Si Bernard Pivot me refaisait son Questionnaire, du temps de Bouillon de culture, à la question « le son et le bruit que vous préférez ? » je répondrais volontiers : « la cloche qui s’ébranle dans la nuit pour annoncer les matines. » On est arraché du sommeil et du lit. Le psaume 3 chanté la nuit me procure un effet roboratif et pacificateur. David fuit devant son fils Absalom et dit « je m’éveille : le Seigneur est mon soutien. /je ne crains pas ce peuple nombreux/ qui me cerne et s’avance contre moi. / Tous mes ennemis tu les frappes à la mâchoire ;/ les méchants, tu leur brises les dents ». Dieu chanté dans les psaumes me ravit, il est bon comme un père, aimant et sévère ; il vous embrasse et réalise des bienfaits, accomplit des merveilles et casse des nuques. Il est bon de commencer sa journée avec une oriflamme et un Dieu qui met des tartes.

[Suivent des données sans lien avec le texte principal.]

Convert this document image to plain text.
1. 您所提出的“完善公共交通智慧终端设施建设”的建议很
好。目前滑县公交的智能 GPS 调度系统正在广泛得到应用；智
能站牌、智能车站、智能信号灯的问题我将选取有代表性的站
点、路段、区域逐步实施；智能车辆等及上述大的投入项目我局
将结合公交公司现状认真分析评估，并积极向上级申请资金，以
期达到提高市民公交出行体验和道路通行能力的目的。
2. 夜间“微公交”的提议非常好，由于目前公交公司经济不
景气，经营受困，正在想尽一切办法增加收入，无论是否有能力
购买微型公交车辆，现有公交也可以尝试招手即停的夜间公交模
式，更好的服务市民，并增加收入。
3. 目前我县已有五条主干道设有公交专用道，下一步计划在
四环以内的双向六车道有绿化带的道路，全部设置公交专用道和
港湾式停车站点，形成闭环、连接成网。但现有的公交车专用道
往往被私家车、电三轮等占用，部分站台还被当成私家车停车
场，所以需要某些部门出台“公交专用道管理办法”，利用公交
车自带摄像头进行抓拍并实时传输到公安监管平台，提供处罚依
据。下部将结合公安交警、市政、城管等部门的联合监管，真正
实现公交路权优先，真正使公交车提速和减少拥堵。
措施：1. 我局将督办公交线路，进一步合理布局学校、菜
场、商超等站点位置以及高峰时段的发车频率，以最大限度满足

A table, les rencontres sont originales et témoignent aussi de la diversité dans l’unité de l’Eglise. Oui, il est bon pour les tradis de rencontrer des frères dans la foi qui ne pratiquent pas la même forme, ne pensent pas toujours pareil. Un mari se prépare à être diacre, n’entend que couic au latin, se crispe à l’idée de prières en bas de l’hôtel, ne comprend pas que s’il peut être diacre c’est parce que les vocations se réduisent comme neige au soleil ; une mamie suisse de quatre-vingt-douze ans passe ses vacances ; une autre plus jeune, consciente d’être un personnage de Houellebecq, est venue faire un point sur sa vie ; un bon père de famille qui attend son quatrième enfant est venu se ressourcer, baptisé dans le Jourdain, capable de pleurer quand il parle du Christ.
Au cours de cette courte retraite, j’ai encore voulu percer le mystère de cette conversion totale que cherche les moines, j’ai voulu sentir le mystère de la foi, et, sans l’avoir encore compris, je m’y approche comme je peux.